Die Bauunternehmen betonen (rus), dass sie alles Notwendige unternehmen, um die Sicherheit der Arbeiter auf solchen Baustellen zu gewährleisten. Das schließe zum Beispiel auch das regelmäßige Messen der Temperatur und das Bereitstellen von Seife und Reinigungsmitteln ein. Auch würde in kleineren Gruppen gearbeitet.

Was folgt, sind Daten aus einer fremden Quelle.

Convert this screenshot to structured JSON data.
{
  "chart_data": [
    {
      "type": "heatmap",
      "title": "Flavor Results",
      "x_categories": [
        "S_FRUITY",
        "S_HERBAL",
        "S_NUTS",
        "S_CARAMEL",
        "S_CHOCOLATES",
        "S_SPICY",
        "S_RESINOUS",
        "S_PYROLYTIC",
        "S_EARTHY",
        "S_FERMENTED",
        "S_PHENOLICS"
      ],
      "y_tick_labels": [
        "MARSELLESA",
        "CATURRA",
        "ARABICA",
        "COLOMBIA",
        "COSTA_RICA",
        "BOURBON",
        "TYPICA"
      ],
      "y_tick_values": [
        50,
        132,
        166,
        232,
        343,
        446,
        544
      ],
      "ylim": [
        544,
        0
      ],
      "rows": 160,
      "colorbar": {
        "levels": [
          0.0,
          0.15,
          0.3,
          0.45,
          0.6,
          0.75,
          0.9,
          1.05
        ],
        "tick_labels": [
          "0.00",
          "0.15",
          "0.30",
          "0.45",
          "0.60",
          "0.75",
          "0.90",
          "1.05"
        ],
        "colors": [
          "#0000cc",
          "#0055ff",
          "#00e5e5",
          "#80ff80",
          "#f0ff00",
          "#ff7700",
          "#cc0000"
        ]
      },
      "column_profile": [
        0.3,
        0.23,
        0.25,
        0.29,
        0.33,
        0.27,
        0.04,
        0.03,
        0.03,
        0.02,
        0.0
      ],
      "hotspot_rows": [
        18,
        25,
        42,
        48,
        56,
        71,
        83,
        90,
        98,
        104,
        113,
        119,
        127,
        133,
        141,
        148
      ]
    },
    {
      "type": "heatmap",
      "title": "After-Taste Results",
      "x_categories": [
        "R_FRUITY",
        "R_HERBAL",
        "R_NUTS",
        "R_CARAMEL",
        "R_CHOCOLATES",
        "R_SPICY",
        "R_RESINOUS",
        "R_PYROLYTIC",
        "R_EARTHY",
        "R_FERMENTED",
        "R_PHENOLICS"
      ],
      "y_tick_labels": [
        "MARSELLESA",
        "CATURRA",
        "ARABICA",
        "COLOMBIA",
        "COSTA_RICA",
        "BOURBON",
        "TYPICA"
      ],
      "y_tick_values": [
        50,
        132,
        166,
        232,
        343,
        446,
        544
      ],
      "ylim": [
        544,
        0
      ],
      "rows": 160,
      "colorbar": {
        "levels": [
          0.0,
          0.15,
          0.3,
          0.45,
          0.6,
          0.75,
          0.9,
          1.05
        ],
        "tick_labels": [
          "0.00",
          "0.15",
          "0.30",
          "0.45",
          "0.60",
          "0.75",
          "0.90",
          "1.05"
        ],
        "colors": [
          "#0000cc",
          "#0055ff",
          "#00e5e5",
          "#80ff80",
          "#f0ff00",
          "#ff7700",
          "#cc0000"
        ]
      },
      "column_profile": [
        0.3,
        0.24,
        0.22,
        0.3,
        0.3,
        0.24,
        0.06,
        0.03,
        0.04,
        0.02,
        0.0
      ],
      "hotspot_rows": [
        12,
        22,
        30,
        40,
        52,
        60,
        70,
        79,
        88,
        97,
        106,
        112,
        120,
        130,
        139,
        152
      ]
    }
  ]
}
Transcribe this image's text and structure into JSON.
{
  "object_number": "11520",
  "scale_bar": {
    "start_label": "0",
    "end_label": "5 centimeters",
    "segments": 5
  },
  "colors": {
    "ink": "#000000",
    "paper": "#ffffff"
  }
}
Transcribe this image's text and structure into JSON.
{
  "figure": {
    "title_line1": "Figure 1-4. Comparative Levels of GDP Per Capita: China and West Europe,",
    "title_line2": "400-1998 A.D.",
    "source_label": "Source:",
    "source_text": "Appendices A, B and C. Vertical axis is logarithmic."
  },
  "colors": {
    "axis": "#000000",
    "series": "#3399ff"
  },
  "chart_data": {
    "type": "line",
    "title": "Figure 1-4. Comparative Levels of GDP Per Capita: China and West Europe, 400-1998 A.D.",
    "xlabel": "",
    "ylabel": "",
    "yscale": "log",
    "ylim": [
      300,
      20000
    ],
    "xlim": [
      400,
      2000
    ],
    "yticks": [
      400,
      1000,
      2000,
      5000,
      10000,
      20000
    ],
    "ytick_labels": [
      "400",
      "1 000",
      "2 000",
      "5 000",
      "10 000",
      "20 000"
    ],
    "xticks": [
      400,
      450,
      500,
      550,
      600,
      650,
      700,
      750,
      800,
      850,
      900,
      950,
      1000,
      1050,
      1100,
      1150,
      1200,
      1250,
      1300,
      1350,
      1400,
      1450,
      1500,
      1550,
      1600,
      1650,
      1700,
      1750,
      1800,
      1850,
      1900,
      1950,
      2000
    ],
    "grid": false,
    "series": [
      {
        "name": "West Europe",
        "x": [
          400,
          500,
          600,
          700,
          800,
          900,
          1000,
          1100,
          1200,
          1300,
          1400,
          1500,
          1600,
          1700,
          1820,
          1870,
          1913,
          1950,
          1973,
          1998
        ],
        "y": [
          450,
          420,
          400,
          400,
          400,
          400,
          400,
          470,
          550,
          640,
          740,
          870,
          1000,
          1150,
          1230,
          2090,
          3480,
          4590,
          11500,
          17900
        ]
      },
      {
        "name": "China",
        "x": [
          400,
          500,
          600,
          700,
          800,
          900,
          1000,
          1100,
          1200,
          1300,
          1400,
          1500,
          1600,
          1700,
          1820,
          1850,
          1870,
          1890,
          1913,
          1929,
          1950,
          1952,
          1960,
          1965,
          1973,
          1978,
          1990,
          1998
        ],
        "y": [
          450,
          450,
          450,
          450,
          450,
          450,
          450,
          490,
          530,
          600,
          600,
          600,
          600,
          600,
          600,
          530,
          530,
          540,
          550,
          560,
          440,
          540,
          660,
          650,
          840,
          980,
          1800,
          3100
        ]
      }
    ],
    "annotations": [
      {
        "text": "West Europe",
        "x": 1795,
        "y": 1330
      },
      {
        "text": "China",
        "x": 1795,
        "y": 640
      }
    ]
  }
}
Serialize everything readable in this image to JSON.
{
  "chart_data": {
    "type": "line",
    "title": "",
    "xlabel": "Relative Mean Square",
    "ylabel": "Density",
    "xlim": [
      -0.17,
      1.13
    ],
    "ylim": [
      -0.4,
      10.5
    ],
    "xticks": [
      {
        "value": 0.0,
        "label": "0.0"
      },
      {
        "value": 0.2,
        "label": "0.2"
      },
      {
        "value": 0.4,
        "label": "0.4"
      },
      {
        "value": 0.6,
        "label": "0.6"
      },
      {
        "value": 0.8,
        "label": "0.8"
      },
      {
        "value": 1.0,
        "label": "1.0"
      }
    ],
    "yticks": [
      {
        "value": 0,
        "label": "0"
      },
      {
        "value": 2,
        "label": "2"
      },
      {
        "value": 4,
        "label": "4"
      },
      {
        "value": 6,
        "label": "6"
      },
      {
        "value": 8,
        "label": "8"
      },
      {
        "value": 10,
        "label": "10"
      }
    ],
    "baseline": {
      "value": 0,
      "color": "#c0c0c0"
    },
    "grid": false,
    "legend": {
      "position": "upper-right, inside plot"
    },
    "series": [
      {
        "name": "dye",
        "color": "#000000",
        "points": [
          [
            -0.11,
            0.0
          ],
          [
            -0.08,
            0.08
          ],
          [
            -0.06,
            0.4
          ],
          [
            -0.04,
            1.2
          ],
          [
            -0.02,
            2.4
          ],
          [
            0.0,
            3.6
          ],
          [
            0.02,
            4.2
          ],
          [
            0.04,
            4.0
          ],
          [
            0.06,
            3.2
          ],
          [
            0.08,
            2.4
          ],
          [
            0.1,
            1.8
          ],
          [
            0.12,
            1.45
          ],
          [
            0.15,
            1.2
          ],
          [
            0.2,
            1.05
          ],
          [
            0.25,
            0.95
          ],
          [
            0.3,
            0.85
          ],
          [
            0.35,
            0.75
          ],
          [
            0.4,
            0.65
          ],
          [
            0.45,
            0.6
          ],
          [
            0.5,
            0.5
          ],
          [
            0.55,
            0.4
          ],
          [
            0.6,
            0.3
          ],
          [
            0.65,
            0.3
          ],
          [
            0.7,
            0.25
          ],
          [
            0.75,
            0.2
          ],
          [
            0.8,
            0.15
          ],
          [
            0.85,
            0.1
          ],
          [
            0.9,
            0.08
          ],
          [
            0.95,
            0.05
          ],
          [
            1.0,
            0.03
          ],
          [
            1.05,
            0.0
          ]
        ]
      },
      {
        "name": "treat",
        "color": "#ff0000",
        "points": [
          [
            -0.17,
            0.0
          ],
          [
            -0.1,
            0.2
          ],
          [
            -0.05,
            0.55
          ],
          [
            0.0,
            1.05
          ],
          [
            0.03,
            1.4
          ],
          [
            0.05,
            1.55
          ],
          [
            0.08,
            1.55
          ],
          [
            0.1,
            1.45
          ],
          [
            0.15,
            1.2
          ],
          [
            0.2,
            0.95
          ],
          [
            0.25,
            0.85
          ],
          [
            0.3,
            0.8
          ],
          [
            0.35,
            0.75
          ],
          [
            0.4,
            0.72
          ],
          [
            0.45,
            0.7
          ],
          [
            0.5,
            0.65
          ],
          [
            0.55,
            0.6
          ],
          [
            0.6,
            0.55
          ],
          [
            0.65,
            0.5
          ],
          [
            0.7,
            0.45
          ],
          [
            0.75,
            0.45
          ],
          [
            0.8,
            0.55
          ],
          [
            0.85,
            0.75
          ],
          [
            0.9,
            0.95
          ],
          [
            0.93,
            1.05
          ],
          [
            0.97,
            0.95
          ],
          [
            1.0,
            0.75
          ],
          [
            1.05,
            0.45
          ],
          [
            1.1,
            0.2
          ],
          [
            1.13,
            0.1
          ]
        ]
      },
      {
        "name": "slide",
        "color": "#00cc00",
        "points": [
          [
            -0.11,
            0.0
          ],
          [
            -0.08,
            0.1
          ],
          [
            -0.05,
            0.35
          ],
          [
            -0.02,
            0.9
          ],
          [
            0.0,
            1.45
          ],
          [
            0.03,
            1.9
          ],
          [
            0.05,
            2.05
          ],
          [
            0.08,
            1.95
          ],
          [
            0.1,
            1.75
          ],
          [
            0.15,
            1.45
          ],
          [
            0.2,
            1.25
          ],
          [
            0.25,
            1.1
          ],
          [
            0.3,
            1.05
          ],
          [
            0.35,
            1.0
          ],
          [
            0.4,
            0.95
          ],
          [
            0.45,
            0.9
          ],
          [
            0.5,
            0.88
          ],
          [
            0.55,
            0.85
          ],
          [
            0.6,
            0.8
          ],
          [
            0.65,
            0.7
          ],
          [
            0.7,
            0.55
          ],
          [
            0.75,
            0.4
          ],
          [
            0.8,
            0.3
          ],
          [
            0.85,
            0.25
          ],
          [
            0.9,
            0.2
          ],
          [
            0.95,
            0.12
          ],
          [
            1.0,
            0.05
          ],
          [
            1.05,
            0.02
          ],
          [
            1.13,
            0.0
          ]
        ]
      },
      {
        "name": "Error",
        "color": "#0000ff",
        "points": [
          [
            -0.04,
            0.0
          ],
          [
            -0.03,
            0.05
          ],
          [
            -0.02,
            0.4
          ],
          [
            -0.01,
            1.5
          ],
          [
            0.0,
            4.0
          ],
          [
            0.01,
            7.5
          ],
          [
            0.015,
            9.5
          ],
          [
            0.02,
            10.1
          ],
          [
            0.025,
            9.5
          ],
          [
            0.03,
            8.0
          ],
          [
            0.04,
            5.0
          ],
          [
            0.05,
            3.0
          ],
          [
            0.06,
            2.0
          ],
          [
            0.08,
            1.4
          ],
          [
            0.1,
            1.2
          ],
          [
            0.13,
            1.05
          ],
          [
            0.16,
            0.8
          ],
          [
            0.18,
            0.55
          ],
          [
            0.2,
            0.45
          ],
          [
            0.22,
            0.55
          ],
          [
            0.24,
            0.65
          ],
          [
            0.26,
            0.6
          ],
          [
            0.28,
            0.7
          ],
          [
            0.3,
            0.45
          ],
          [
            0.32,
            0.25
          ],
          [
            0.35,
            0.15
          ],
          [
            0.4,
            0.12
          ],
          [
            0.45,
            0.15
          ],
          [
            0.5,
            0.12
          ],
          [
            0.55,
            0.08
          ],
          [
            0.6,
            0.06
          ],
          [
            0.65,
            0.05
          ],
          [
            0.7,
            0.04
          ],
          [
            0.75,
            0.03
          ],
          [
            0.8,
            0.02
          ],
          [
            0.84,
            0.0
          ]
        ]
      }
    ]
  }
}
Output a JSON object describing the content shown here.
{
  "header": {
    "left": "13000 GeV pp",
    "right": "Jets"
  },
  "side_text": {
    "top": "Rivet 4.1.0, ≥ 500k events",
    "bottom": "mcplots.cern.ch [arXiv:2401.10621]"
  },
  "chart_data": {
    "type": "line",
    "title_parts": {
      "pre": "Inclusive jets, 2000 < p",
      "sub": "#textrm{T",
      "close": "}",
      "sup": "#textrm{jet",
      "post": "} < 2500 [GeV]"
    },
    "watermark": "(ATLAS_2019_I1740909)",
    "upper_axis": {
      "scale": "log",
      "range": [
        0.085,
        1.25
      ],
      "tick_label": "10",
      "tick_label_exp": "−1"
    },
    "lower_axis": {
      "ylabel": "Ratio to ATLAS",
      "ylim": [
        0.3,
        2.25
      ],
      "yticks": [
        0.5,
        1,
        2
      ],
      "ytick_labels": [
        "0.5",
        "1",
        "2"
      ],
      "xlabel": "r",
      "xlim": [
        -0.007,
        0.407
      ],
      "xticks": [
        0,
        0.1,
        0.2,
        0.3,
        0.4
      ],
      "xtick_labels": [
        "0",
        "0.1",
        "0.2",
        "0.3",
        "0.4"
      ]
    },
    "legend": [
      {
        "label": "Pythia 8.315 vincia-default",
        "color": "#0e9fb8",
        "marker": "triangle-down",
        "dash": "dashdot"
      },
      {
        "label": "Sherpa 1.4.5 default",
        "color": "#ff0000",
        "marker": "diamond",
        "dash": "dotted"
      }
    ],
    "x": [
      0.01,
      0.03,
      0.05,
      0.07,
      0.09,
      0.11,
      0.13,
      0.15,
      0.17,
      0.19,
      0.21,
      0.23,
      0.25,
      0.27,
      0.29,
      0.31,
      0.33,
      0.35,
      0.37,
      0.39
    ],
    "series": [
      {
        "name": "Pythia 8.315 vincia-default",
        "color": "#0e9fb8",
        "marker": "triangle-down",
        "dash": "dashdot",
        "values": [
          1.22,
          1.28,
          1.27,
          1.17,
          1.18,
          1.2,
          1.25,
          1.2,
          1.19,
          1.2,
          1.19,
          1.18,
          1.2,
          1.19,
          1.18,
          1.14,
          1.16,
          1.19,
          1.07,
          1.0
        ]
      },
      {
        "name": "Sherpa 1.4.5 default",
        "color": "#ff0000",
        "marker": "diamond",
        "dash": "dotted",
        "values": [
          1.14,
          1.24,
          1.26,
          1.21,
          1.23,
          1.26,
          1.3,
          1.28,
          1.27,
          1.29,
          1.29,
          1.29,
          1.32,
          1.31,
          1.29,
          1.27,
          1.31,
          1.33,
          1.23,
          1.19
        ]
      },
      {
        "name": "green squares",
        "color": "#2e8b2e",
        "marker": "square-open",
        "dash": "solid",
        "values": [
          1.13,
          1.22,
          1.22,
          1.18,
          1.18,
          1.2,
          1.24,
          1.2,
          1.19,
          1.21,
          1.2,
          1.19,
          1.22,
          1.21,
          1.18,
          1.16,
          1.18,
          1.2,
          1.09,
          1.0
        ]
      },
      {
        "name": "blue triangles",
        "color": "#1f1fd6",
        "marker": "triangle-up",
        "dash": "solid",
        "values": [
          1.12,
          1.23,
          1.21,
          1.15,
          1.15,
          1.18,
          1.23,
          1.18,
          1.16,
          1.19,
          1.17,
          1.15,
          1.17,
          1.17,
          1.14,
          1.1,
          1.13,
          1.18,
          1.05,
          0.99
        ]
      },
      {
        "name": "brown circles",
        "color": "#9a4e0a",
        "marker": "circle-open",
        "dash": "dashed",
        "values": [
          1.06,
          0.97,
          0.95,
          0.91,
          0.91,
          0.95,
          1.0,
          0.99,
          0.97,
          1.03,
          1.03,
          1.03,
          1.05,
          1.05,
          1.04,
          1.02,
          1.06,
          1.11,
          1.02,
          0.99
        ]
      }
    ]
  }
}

Sicherheit und Ordnung zu gewährleisten, ist keine Tätigkeit, die per Internet durchgeführt werden kann. Sicherheitskräfte patroullieren in Geschäftsmeilen oder in Fußgängertunneln zum Beispiel.
Nikolai, ein Angestellter der Rosgvardija, der russischen Nationalgarde, berichtet, dass sie voll weiterarbeiten. Allerdings würde täglich die Körpertemperatur gemessen, Desinfektionsmittel stünden zur Verfügung. “Mitarbeiter, die älter als 65 sind, wurden in den einstweiligen Urlaub geschickt. Ihre Stellen wurden vorübergehend mit jüngeren Kollegen besetzt,” berichtet Nikolai.